Thursday, August 04, 2005

The Best of Bill Murray

Don't get me wrong: I think it's great that Bill Murray appears in non-blockbuster movies by youngish directors like Wes Anderson, Sofia Coppola, and now Jim Jarmusch (the oldest youngish director in the world). Good for him for doing risky projects and believing in quirky scripts and all that.

And yet... the Bill Murray we're seeing in all these quirky, risky projects is not the essence of Bill Murray, not quite what makes Bill Murray great. Yes, he's a great actor; he always has been, and one of the things that made him such a standout on "Saturday Night Live" was his ability to give real depth and dimension to his comic characters when most of the other players were going for the easy catchphrase. He deserves the recognition he's getting as an actor. But the true brilliance of Murray, I think, manifests itself not in melancholy serio-comedies, but in mainstream Hollywood comedies. His particular talent is for cutting through the cliches of comedy, and of comedy performance, with a dose of reality. The reason Groundhog Day is a great movie -- still Murray's greatest movie, I think, no matter how many carefully-composed Wes Anderson shots he squeezes into -- is that Murray takes a high-concept comedy situation and makes it seem so real, so true, that we really get a feeling of what it would really be like to experience this impossible situation. Not to mention that Murray can actually play a jerk who converts to non-jerkiness without making either the "before" or "after" performance seem unconvincing. Maybe, indeed, my problem with his current work is that he hardly ever gets the chance to play a real jerk, which he does better than anybody.

But my favorite Murray performance, and one of the all-time great scene-stealing performances in a movie, is his performance in Tootsie, in a role so small that he didn't even get billed in the opening credits. Yet in a movie that I find very uneven both in terms of script (I can't abide Larry Gelbart's cookie-cutter one-liners) and performances, Murray simply walks off with every single scene he's in. He's usually acting with Dustin Hoffman, and the dynamic of most of their scenes is that Hoffman will emote and mug and overact, and Murray will get all the laughs while seemingly doing hardly anything at all. Every line delivery is hilarious, every look is perfectly timed. It's one of the funniest supporting performances of all time.

And it's a performance achieved by basically ignoring what the character was supposed to be. If you think about the way the character is written, he's supposed to be a young, serious playwright who rooms with the hero and has written a great play about the dangers of nuclear waste. This is the generic character of the young crusading intellectual, possibly wearing a tweed coat and glasses. Instead they got Murray, who basically sends up the whole concept of the character and generally acts as if only he understands what an idiot the hero really is.

The scene at the birthday party where Murray's character gives a long, drunken rant about his theories of play writing was, according to director Sydney Pollack (on a commentary on a long-gone Criterion laserdisc), improvised by Murray. Murray also came up with the idea to spend an entire scene eating a lemon. That's another thing his current movies need: more lemon-eating.

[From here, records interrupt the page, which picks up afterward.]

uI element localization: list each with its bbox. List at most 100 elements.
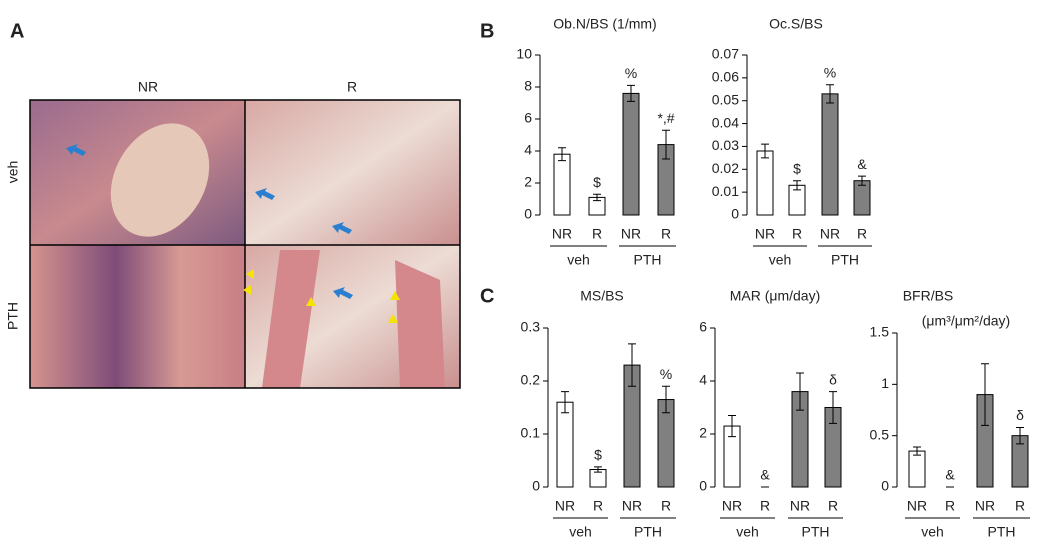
arrowheads xyxy=(243,269,400,323)
x-tick-label: NR xyxy=(790,498,810,514)
y-tick-label: 0.03 xyxy=(712,137,739,153)
x-tick-label: R xyxy=(592,226,602,242)
x-tick-label: NR xyxy=(755,226,775,242)
x-tick-label: NR xyxy=(722,498,742,514)
x-tick-label: NR xyxy=(621,226,641,242)
error-bar xyxy=(561,391,569,414)
panel-label: C xyxy=(480,285,494,307)
chart-title: Oc.S/BS xyxy=(769,16,823,32)
error-bar xyxy=(558,147,566,162)
y-tick-label: 4 xyxy=(699,372,707,388)
triangle xyxy=(388,314,398,323)
error-bar xyxy=(593,193,601,202)
group-label: PTH xyxy=(802,524,830,540)
group-label: PTH xyxy=(988,524,1016,540)
y-tick-label: 0.2 xyxy=(521,372,541,388)
significance-label: $ xyxy=(594,447,602,463)
x-tick-label: R xyxy=(661,226,671,242)
chart-title: MAR (μm/day) xyxy=(730,288,821,304)
error-bar xyxy=(793,180,801,191)
triangle xyxy=(246,269,254,279)
column-label: R xyxy=(347,79,357,95)
image-nr-pth xyxy=(30,245,245,388)
y-tick-label: 6 xyxy=(699,319,707,335)
x-tick-label: R xyxy=(857,226,867,242)
x-tick-label: R xyxy=(792,226,802,242)
triangle xyxy=(306,297,316,306)
error-bar xyxy=(662,385,670,414)
significance-label: % xyxy=(625,65,637,81)
y-tick-label: 0.3 xyxy=(521,319,541,335)
y-tick-label: 0 xyxy=(532,478,540,494)
x-tick-label: NR xyxy=(820,226,840,242)
y-tick-label: 0.04 xyxy=(712,114,739,130)
column-label: NR xyxy=(138,79,158,95)
error-bar xyxy=(761,143,769,159)
error-bar xyxy=(627,84,635,102)
y-tick-label: 0.02 xyxy=(712,160,739,176)
group-label: veh xyxy=(569,524,592,540)
triangle xyxy=(243,285,251,295)
significance-label: % xyxy=(660,366,672,382)
bar xyxy=(553,153,571,216)
row-label: veh xyxy=(5,161,21,184)
x-tick-label: R xyxy=(661,498,671,514)
arrow xyxy=(255,188,275,200)
chart-subtitle: (μm³/μm²/day) xyxy=(922,313,1010,329)
x-tick-label: NR xyxy=(975,498,995,514)
y-tick-label: 1.5 xyxy=(870,324,890,340)
y-tick-label: 0.5 xyxy=(870,426,890,442)
group-label: veh xyxy=(736,524,759,540)
y-tick-label: 0.06 xyxy=(712,69,739,85)
error-bar xyxy=(728,414,736,438)
error-bar xyxy=(981,363,989,426)
x-tick-label: R xyxy=(593,498,603,514)
bar xyxy=(622,92,640,216)
bar xyxy=(756,150,774,216)
x-tick-label: NR xyxy=(555,498,575,514)
panel-label: B xyxy=(480,20,494,42)
y-tick-label: 10 xyxy=(516,46,532,62)
bar xyxy=(821,93,839,216)
y-tick-label: 8 xyxy=(524,78,532,94)
arrows xyxy=(66,144,353,299)
significance-label: $ xyxy=(793,160,801,176)
error-bar xyxy=(628,343,636,387)
panel-label: A xyxy=(10,20,24,42)
group-label: PTH xyxy=(831,252,859,268)
y-tick-label: 0 xyxy=(524,206,532,222)
significance-label: & xyxy=(857,156,867,172)
significance-label: *,# xyxy=(657,110,674,126)
bone xyxy=(395,260,445,388)
y-tick-label: 0 xyxy=(881,478,889,494)
error-bar xyxy=(1016,426,1024,445)
x-tick-label: NR xyxy=(907,498,927,514)
bar xyxy=(853,180,871,216)
error-bar xyxy=(662,129,670,160)
group-label: veh xyxy=(921,524,944,540)
group-label: PTH xyxy=(634,252,662,268)
significance-label: & xyxy=(760,467,770,483)
arrow xyxy=(332,222,352,234)
x-tick-label: R xyxy=(945,498,955,514)
chart-title: BFR/BS xyxy=(903,288,954,304)
y-tick-label: 0.07 xyxy=(712,46,739,62)
x-tick-label: NR xyxy=(552,226,572,242)
group-label: veh xyxy=(769,252,792,268)
chart-title: MS/BS xyxy=(580,288,624,304)
arrow xyxy=(66,144,86,156)
y-tick-label: 0 xyxy=(699,478,707,494)
x-tick-label: R xyxy=(828,498,838,514)
y-tick-label: 6 xyxy=(524,110,532,126)
y-tick-label: 0 xyxy=(731,206,739,222)
arrow xyxy=(333,287,353,299)
error-bar xyxy=(829,391,837,424)
error-bar xyxy=(913,446,921,456)
error-bar xyxy=(858,175,866,186)
significance-label: $ xyxy=(593,174,601,190)
y-tick-label: 0.01 xyxy=(712,183,739,199)
y-tick-label: 1 xyxy=(881,375,889,391)
bone xyxy=(110,123,210,237)
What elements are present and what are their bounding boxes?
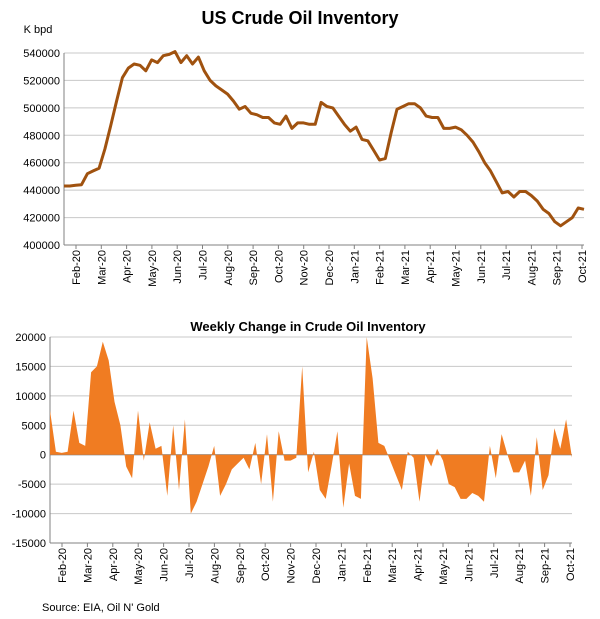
source-note: Source: EIA, Oil N' Gold (42, 602, 160, 614)
chart2-series (50, 337, 572, 514)
x-tick-label: May-21 (451, 250, 463, 287)
chart1-axes (63, 53, 584, 249)
y-tick-label: 400000 (23, 240, 60, 252)
chart1-y-tick-labels: 400000 420000 440000 460000 480000 500000 5200… (23, 48, 60, 252)
x-tick-label: Aug-21 (526, 250, 538, 285)
y-tick-label: -5000 (18, 479, 46, 491)
x-tick-label: Oct-20 (273, 250, 285, 283)
x-tick-label: May-20 (133, 548, 145, 585)
y-tick-label: 460000 (23, 158, 60, 170)
x-tick-label: Apr-20 (108, 548, 120, 581)
y-tick-label: 540000 (23, 48, 60, 60)
chart1-series (64, 50, 585, 228)
chart2-title: Weekly Change in Crude Oil Inventory (190, 319, 426, 334)
y-axis-unit-label: K bpd (24, 24, 53, 36)
y-tick-label: 5000 (22, 420, 46, 432)
chart2-y-tick-labels: -15000 -10000 -5000 0 5000 10000 15000 20000 (12, 332, 46, 550)
y-tick-label: 420000 (23, 213, 60, 225)
x-tick-label: Apr-21 (425, 250, 437, 283)
inventory-line (64, 50, 585, 228)
y-tick-label: 10000 (15, 391, 46, 403)
chart1-gridlines (64, 52, 584, 246)
y-tick-label: 480000 (23, 130, 60, 142)
x-tick-label: Mar-20 (96, 250, 108, 285)
y-tick-label: 0 (40, 450, 46, 462)
y-tick-label: 20000 (15, 332, 46, 344)
x-tick-label: Aug-21 (514, 548, 526, 583)
x-tick-label: Sep-20 (235, 548, 247, 583)
y-tick-label: 440000 (23, 185, 60, 197)
x-tick-label: Dec-20 (324, 250, 336, 285)
x-tick-label: Jul-20 (198, 250, 210, 280)
chart1-x-tick-labels: Feb-20 Mar-20 Apr-20 May-20 Jun-20 Jul-20 Aug-… (71, 250, 589, 287)
x-tick-label: Jun-20 (172, 250, 184, 284)
x-tick-label: Feb-20 (57, 548, 69, 583)
x-tick-label: Sep-21 (552, 250, 564, 285)
x-tick-label: Oct-21 (565, 548, 577, 581)
x-tick-label: Dec-20 (311, 548, 323, 583)
x-tick-label: Nov-20 (286, 548, 298, 583)
y-tick-label: 520000 (23, 75, 60, 87)
x-tick-label: Aug-20 (223, 250, 235, 285)
weekly-change-area (50, 337, 572, 514)
y-tick-label: -10000 (12, 509, 46, 521)
x-tick-label: Mar-21 (387, 548, 399, 583)
x-tick-label: Jan-21 (349, 250, 361, 284)
y-tick-label: -15000 (12, 538, 46, 550)
x-tick-label: Feb-21 (362, 548, 374, 583)
x-tick-label: Oct-20 (260, 548, 272, 581)
x-tick-label: Mar-20 (82, 548, 94, 583)
x-tick-label: May-20 (147, 250, 159, 287)
x-tick-label: Mar-21 (400, 250, 412, 285)
x-tick-label: Nov-20 (299, 250, 311, 285)
chart2-axes (49, 337, 572, 547)
x-tick-label: Feb-21 (375, 250, 387, 285)
x-tick-label: Jul-21 (489, 548, 501, 578)
y-tick-label: 500000 (23, 103, 60, 115)
x-tick-label: Apr-21 (413, 548, 425, 581)
x-tick-label: Jun-20 (159, 548, 171, 582)
x-tick-label: Jul-20 (184, 548, 196, 578)
x-tick-label: May-21 (438, 548, 450, 585)
x-tick-label: Feb-20 (71, 250, 83, 285)
x-tick-label: Jan-21 (336, 548, 348, 582)
x-tick-label: Oct-21 (577, 250, 589, 283)
x-tick-label: Aug-20 (209, 548, 221, 583)
x-tick-label: Sep-20 (248, 250, 260, 285)
y-tick-label: 15000 (15, 361, 46, 373)
chart2-gridlines (50, 336, 572, 544)
x-tick-label: Sep-21 (540, 548, 552, 583)
x-tick-label: Jun-21 (463, 548, 475, 582)
chart2-x-tick-labels: Feb-20 Mar-20 Apr-20 May-20 Jun-20 Jul-20 Aug-… (57, 548, 577, 585)
x-tick-label: Jul-21 (501, 250, 513, 280)
x-tick-label: Jun-21 (476, 250, 488, 284)
x-tick-label: Apr-20 (122, 250, 134, 283)
chart-title: US Crude Oil Inventory (201, 8, 398, 28)
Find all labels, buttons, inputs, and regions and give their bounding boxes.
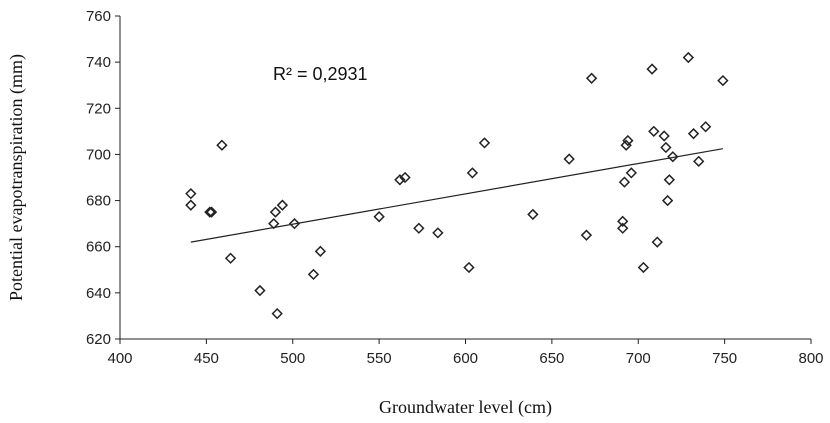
data-point (307, 268, 320, 281)
data-point (276, 199, 289, 211)
data-point (478, 137, 491, 149)
x-tick-label: 550 (367, 350, 392, 367)
data-point (682, 51, 695, 64)
data-point (663, 174, 676, 186)
data-point (617, 222, 629, 234)
data-point (563, 153, 575, 165)
y-tick-label: 640 (86, 285, 111, 302)
x-tick-label: 650 (539, 350, 564, 367)
data-point (648, 125, 660, 138)
data-point (373, 211, 385, 223)
y-tick-label: 760 (86, 8, 111, 25)
data-point (637, 261, 650, 274)
r-squared-annotation: R² = 0,2931 (273, 64, 368, 84)
y-tick-label: 620 (86, 331, 111, 348)
data-point (646, 63, 658, 75)
data-point (463, 261, 475, 274)
x-axis-ticks: 400 450 500 550 600 650 700 750 800 (107, 339, 824, 367)
data-point (717, 74, 729, 87)
y-axis-title: Potential evapotranspiration (mm) (6, 54, 27, 301)
y-tick-label: 700 (86, 146, 111, 163)
data-point (658, 130, 670, 142)
data-point (527, 208, 539, 221)
y-tick-label: 660 (86, 239, 111, 256)
data-point (687, 128, 700, 140)
data-point (314, 245, 327, 257)
x-axis-title: Groundwater level (cm) (379, 397, 552, 418)
trend-line (190, 148, 724, 243)
data-point (466, 167, 479, 179)
data-point (269, 206, 282, 218)
data-point (254, 284, 266, 297)
data-point (693, 155, 705, 168)
data-point (585, 72, 598, 84)
data-point (394, 174, 406, 186)
data-point (204, 206, 216, 218)
data-point (661, 194, 674, 207)
x-tick-label: 400 (107, 350, 132, 367)
data-point (185, 199, 197, 211)
y-axis-ticks: 620 640 660 680 700 720 740 760 (86, 8, 120, 348)
data-point (620, 139, 632, 151)
data-point (660, 141, 672, 154)
y-tick-label: 740 (86, 54, 111, 71)
x-tick-label: 700 (626, 350, 651, 367)
data-point (432, 227, 444, 239)
plot-area: 400 450 500 550 600 650 700 750 800 620 640 660 680… (86, 8, 824, 367)
data-point (651, 236, 663, 248)
data-point (625, 167, 638, 179)
data-point (699, 121, 712, 133)
x-tick-label: 800 (798, 350, 823, 367)
data-points (185, 51, 729, 320)
x-tick-label: 750 (712, 350, 737, 367)
data-point (288, 217, 301, 230)
x-tick-label: 600 (453, 350, 478, 367)
data-point (618, 176, 631, 188)
data-point (667, 151, 679, 163)
data-point (617, 215, 629, 227)
x-tick-label: 500 (280, 350, 305, 367)
data-point (580, 229, 593, 241)
y-tick-label: 680 (86, 193, 111, 210)
data-point (224, 252, 237, 264)
data-point (413, 222, 425, 234)
data-point (205, 206, 218, 218)
data-point (399, 171, 411, 184)
y-tick-label: 720 (86, 100, 111, 117)
x-tick-label: 450 (194, 350, 219, 367)
data-point (268, 217, 280, 230)
data-point (622, 134, 634, 147)
data-point (271, 307, 283, 320)
data-point (216, 139, 228, 151)
data-point (185, 187, 197, 200)
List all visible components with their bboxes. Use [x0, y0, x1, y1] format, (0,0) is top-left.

Anyway, here are some quotes -- from memory, so this may be wrong -- from Murray's semi-improvised party rant in Tootsie:

I don't like it when somebody comes up to me the next day and says, "Hey, man, I really liked your play." Or "I really dug your message, man. I cried." I like it when somebody comes up to me on the street a week later and says, "Hey, man, I saw your play. What happened?"

I wrote a play about the American Indian. And nobody came, nobody showed up. And to me, the American Indian is as American as Donny and Marie Osmond. It's sad, but I think that nowadays when people dream, they don't even dream in their own country. And that's sick.